Motorola analyst calls and the internal townhalls are not pointing the path to follow. Nobody wants to decide where are the strenghts and the weaknesses, which business they want to priorize and which ones it is better to quit.
They are making a lot of defensive purchases of very similiar companies to appear they are doing something but it is not the right strategy.
Motorola wants to be in the mobile devices market? yes ??? which segments? where in the ranking??? no? how to leave then?
the same with other business, particulary, the cellular networks (ran and core divisions)...but nobody wants to takes the risk and decide, and then the company remains stopped.

Anonymous said...

You're not accurate on Greg Bown. He was only recently appointed COO - and was not a part of the current portfolio selection - which of course happened 12-24 months ago.

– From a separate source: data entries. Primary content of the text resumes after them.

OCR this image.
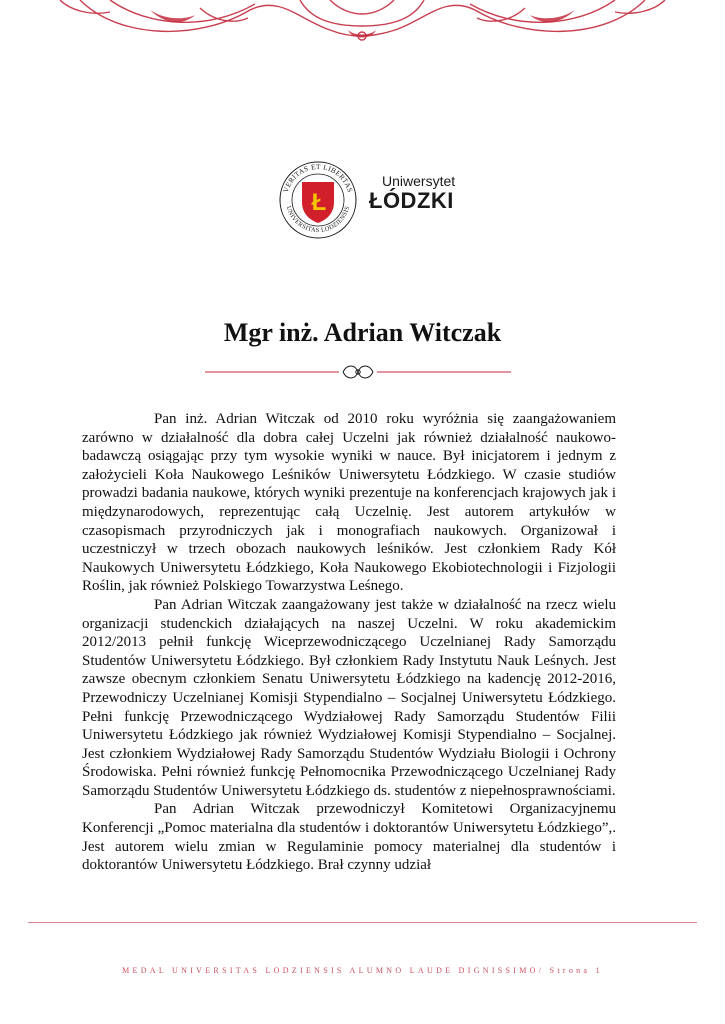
Ł
VERITAS ET LIBERTAS
UNIVERSITAS LODZIENSIS
Uniwersytet
ŁÓDZKI
Mgr inż. Adrian Witczak

Pan inż. Adrian Witczak od 2010 roku wyróżnia się zaangażowaniem zarówno w działalność dla dobra całej Uczelni jak również działalność naukowo-badawczą osiągając przy tym wysokie wyniki w nauce. Był inicjatorem i jednym z założycieli Koła Naukowego Leśników Uniwersytetu Łódzkiego. W czasie studiów prowadzi badania naukowe, których wyniki prezentuje na konferencjach krajowych jak i międzynarodowych, reprezentując całą Uczelnię. Jest autorem artykułów w czasopismach przyrodniczych jak i monografiach naukowych. Organizował i uczestniczył w trzech obozach naukowych leśników. Jest członkiem Rady Kół Naukowych Uniwersytetu Łódzkiego, Koła Naukowego Ekobiotechnologii i Fizjologii Roślin, jak również Polskiego Towarzystwa Leśnego.

Pan Adrian Witczak zaangażowany jest także w działalność na rzecz wielu organizacji studenckich działających na naszej Uczelni. W roku akademickim 2012/2013 pełnił funkcję Wiceprzewodniczącego Uczelnianej Rady Samorządu Studentów Uniwersytetu Łódzkiego. Był członkiem Rady Instytutu Nauk Leśnych. Jest zawsze obecnym członkiem Senatu Uniwersytetu Łódzkiego na kadencję 2012-2016, Przewodniczy Uczelnianej Komisji Stypendialno – Socjalnej Uniwersytetu Łódzkiego. Pełni funkcję Przewodniczącego Wydziałowej Rady Samorządu Studentów Filii Uniwersytetu Łódzkiego jak również Wydziałowej Komisji Stypendialno – Socjalnej. Jest członkiem Wydziałowej Rady Samorządu Studentów Wydziału Biologii i Ochrony Środowiska. Pełni również funkcję Pełnomocnika Przewodniczącego Uczelnianej Rady Samorządu Studentów Uniwersytetu Łódzkiego ds. studentów z niepełnosprawnościami.

Pan Adrian Witczak przewodniczył Komitetowi Organizacyjnemu Konferencji „Pomoc materialna dla studentów i doktorantów Uniwersytetu Łódzkiego”,. Jest autorem wielu zmian w Regulaminie pomocy materialnej dla studentów i doktorantów Uniwersytetu Łódzkiego. Brał czynny udział

MEDAL UNIVERSITAS LODZIENSIS ALUMNO LAUDE DIGNISSIMO/ Strona 1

I don't mind your insights, but would like it if your facts were at a minimum accurate.

Anonymous said...

I agree, I work for Motorola .Its just bunch of crappy managers.Just because people are in a role for 10-12 yrs, they get promoted, They dont look at their MBA/skill set, And those middle managers suck, They dont have vision what so ever, How can they? When CEO does not have vision, why would anyone have? Bunch of idiots claiming that they are good at WiMAX and other technologies, Truth is samsung beats us anyday even with WiMAX.